When they reached the town walls, Richard saw that the gates were no more than two sections of the picket walls. A couple of posts no bigger than Richard's wrist had been tied sideways to stiffen two sections of wall and make them into gates. The ropes that tied the posts together served as the hinges. The sections were simply lifted and swung around to open or close them. It was far from a secure fortification.

In the murky light of twilight, the two guards milling around just inside the gates and watching workers return couldn't really see much of Richard and Anson. To the guards, they would appear to be two more workers.

The Order understood the value of workers; they needed slaves to do the work so that the soldiers might eat.

Richard hunched his shoulders and hung his head as he walked. He remembered those terrible times as a captive when, wearing a collar, he walked behind Denna, devoid of all hope of ever again being free. Thinking of that inhuman time, he shuffled through the open gates. The guards didn't pay him any attention.
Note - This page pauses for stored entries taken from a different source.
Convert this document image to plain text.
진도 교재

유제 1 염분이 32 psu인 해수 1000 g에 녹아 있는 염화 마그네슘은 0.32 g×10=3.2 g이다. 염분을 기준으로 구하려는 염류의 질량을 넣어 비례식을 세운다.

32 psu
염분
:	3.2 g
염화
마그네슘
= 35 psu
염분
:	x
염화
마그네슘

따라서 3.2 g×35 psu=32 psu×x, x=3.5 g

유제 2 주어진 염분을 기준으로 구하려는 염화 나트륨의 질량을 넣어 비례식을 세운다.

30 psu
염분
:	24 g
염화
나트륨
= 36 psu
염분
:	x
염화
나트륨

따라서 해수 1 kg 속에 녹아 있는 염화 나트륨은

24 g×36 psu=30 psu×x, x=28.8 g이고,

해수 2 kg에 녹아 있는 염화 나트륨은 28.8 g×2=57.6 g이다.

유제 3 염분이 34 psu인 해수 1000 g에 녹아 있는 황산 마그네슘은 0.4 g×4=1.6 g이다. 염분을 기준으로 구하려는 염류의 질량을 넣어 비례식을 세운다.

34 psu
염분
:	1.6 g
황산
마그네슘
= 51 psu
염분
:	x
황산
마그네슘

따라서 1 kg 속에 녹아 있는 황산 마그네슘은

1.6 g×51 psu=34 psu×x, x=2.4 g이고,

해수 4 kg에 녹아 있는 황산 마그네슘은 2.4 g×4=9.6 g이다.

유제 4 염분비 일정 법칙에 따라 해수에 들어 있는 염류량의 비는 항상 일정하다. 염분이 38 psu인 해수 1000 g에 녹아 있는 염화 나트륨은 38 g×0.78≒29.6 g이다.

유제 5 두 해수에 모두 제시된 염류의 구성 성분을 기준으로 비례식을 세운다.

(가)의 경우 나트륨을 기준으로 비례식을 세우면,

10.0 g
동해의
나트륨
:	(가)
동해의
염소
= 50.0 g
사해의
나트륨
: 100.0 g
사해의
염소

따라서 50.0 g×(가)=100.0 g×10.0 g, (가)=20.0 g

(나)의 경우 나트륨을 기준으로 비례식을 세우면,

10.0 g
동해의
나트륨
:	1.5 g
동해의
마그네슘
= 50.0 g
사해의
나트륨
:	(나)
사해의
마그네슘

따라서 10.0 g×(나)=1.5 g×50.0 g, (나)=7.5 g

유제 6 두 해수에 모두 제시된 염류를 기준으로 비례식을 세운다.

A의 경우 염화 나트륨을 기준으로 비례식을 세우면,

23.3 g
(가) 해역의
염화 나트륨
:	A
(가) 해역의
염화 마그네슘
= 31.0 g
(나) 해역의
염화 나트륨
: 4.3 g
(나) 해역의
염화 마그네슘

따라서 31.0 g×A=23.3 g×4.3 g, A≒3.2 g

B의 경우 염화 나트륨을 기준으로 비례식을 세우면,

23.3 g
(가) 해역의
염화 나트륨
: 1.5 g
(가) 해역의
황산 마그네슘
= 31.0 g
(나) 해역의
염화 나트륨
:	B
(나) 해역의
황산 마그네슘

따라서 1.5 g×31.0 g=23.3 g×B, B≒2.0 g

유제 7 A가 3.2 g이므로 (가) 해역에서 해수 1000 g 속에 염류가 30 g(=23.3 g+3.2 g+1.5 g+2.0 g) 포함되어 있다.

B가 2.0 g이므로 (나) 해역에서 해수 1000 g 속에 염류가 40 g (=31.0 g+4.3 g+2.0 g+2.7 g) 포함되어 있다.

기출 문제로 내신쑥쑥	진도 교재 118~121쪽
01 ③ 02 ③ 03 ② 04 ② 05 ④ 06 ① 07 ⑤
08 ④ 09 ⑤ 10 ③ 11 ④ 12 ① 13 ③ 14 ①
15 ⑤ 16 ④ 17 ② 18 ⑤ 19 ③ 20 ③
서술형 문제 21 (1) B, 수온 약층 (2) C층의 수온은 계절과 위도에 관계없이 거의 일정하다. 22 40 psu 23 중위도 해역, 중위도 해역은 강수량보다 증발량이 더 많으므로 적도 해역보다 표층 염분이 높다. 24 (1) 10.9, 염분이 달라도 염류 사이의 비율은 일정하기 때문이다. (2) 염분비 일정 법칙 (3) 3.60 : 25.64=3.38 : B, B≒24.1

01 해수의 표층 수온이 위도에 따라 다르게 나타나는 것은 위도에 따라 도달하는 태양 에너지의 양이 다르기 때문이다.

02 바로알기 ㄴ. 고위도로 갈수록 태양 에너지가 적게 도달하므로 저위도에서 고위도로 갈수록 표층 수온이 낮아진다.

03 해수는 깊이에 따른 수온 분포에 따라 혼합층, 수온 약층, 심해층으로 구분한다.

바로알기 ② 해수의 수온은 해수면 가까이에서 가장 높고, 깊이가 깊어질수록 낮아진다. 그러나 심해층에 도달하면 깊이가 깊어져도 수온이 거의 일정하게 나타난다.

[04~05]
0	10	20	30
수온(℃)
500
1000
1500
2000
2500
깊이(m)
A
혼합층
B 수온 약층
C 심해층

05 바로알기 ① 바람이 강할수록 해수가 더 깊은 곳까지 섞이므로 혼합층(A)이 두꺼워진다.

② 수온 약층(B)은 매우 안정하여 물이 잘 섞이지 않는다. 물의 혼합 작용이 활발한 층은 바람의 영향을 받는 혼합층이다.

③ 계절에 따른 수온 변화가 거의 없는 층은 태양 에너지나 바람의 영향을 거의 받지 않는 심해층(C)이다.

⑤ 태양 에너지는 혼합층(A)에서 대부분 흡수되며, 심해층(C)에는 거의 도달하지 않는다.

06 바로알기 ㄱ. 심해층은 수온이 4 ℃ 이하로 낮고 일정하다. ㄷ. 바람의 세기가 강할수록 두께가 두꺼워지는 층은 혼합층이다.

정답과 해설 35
Just as they were nearly past the guards, the closest one reached out and snatched Anson's sleeve, spinning him back around.

"I want some eggs," the young soldier said. "Give me some of the eggs you collected."

Anson stood wide-eyed, not knowing what to do. It seemed ludicrous that these two young men were allowed to serve their cause by being bullies.

Richard stepped up beside Anson and spoke quickly, remembering to bow his head so that he wouldn't loom over the man.

"We have no eggs, sir. We were weeding the bean fields. I'm sorry. We will bring you eggs tomorrow, if it pleases you."